7 Ways Parenting Styles Affect Child Anxiety
Jerry Kennard | Jan 18, 2013
Findings reveal how certain parenting styles work better than others. Parenting needs to be tailored to children’s personalities say psychologists and psychiatrists. With the right parenting style, there may be half as many anxiety and depression symptoms in school-aged children, whereas other parenting styles may lead to twice as many.
Parental overprotectiveness brings out the worse in children, according to the annual meeting of the American Psychiatric Association. An unusually high proportion of panic patients, he says, report having had overprotective parents. Overprotectiveness results in children experiencing stress in situations that others find un-threatening, and this can continue into adulthood.
Parents who view children as needing to be protected from stress tend to not to set limits on behavior, and they use distraction to stop their child from behaving inappropriately. Parents who view discipline as education require the child to accommodate their environment: a child playing in the trash, for example, would be told “no” and why they must stop. The latter approach helps children learn boundaries.
Parents who allow children to cope with day-to-day stressors, but who offer emotional and practical support, help their child to develop resilience and strategies for coping. Overprotective parents who take responsibilities away from their child increase the risk of childhood anxiety disorders developing.
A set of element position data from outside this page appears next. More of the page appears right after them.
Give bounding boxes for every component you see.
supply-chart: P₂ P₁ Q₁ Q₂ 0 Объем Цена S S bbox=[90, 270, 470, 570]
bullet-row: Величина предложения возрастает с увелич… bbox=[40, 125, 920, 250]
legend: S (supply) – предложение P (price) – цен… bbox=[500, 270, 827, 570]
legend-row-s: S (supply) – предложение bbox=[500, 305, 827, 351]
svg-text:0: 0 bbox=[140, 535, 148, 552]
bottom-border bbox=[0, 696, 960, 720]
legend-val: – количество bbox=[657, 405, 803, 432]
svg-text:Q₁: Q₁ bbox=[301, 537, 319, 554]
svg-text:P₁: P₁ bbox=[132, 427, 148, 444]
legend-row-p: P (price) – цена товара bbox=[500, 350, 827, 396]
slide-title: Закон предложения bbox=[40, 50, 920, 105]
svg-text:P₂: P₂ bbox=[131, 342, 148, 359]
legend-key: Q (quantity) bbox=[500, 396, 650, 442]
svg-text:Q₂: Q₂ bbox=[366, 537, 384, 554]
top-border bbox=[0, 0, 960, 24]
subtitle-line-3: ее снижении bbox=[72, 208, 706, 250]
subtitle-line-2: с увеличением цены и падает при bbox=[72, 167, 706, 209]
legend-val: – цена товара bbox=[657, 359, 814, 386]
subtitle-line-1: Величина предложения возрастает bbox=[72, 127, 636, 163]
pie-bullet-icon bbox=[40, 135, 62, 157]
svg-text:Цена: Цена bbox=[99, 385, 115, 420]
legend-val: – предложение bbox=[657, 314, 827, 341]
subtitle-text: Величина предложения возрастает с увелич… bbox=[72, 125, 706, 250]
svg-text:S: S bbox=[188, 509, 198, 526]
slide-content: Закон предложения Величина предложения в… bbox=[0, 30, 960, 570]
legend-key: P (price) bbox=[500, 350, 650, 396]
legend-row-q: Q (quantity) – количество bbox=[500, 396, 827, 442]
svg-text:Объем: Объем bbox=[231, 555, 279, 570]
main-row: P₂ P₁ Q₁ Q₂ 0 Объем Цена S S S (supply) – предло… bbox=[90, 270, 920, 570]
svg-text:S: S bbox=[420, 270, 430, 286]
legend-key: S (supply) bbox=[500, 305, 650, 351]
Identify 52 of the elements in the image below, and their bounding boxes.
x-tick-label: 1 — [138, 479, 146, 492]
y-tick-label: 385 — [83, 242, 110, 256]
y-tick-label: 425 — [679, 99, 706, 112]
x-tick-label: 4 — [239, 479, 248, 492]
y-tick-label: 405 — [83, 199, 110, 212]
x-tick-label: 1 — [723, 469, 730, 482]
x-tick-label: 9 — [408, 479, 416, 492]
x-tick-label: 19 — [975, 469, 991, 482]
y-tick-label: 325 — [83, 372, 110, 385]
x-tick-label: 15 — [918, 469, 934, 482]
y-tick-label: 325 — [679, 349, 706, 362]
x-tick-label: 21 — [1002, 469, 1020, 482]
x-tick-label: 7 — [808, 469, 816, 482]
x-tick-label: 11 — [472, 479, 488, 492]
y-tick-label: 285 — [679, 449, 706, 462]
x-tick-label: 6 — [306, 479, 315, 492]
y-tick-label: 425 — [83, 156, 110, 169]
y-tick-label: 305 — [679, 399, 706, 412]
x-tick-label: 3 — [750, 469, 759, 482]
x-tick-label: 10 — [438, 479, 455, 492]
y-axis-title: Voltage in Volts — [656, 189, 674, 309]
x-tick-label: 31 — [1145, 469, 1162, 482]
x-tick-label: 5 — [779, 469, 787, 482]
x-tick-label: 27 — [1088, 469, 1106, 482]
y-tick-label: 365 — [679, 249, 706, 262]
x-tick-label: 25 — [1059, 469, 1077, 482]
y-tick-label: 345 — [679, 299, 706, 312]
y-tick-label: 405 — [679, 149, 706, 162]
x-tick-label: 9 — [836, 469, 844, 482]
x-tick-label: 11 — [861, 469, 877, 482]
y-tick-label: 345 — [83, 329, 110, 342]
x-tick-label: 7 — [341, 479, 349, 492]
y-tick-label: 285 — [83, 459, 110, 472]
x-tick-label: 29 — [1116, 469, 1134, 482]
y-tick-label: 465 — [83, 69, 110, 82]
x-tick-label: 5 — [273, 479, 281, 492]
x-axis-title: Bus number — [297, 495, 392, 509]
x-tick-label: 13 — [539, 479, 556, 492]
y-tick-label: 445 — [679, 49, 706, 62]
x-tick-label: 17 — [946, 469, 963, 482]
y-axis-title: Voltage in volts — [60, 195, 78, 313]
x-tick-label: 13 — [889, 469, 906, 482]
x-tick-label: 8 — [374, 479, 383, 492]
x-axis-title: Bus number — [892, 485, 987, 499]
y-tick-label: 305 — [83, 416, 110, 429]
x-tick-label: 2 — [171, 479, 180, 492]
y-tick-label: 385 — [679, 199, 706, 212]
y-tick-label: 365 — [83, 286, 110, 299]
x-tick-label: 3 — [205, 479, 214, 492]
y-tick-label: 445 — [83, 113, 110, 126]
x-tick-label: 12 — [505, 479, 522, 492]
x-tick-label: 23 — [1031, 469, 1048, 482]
The ability of a child to regulate their own emotions and actions is associated with lower levels of anxiety and depression. Some children appear to develop this “effortful control” regardless of parenting style and therefore have fewer symptoms of anxiety or depression.
Children are more likely to show symptoms of anxiety and depression when their parents use high levels of guidance or who provide little scope for their child to develop independent action or freedoms. This is the case even in children who show signs of effortful control.
The capacity for children to regulate their own emotions and actions varies considerably. In children with low effortful control whose mothers provide structure but less autonomy, anxiety levels are low. This appears to counter the idea that all children need autonomy to learn how to adapt to challenges. Children with low effortful control do seem to benefit from a little extra help and structure.
Children low in effortful control have double the anxiety symptoms if they have mothers who provide little control. In summary, children who have difficulties regulating their emotions and behaviors require and benefit from extra parental intervention. Children who have good levels of self-control have an increased risk of anxiety and depression if parents are over-controlling.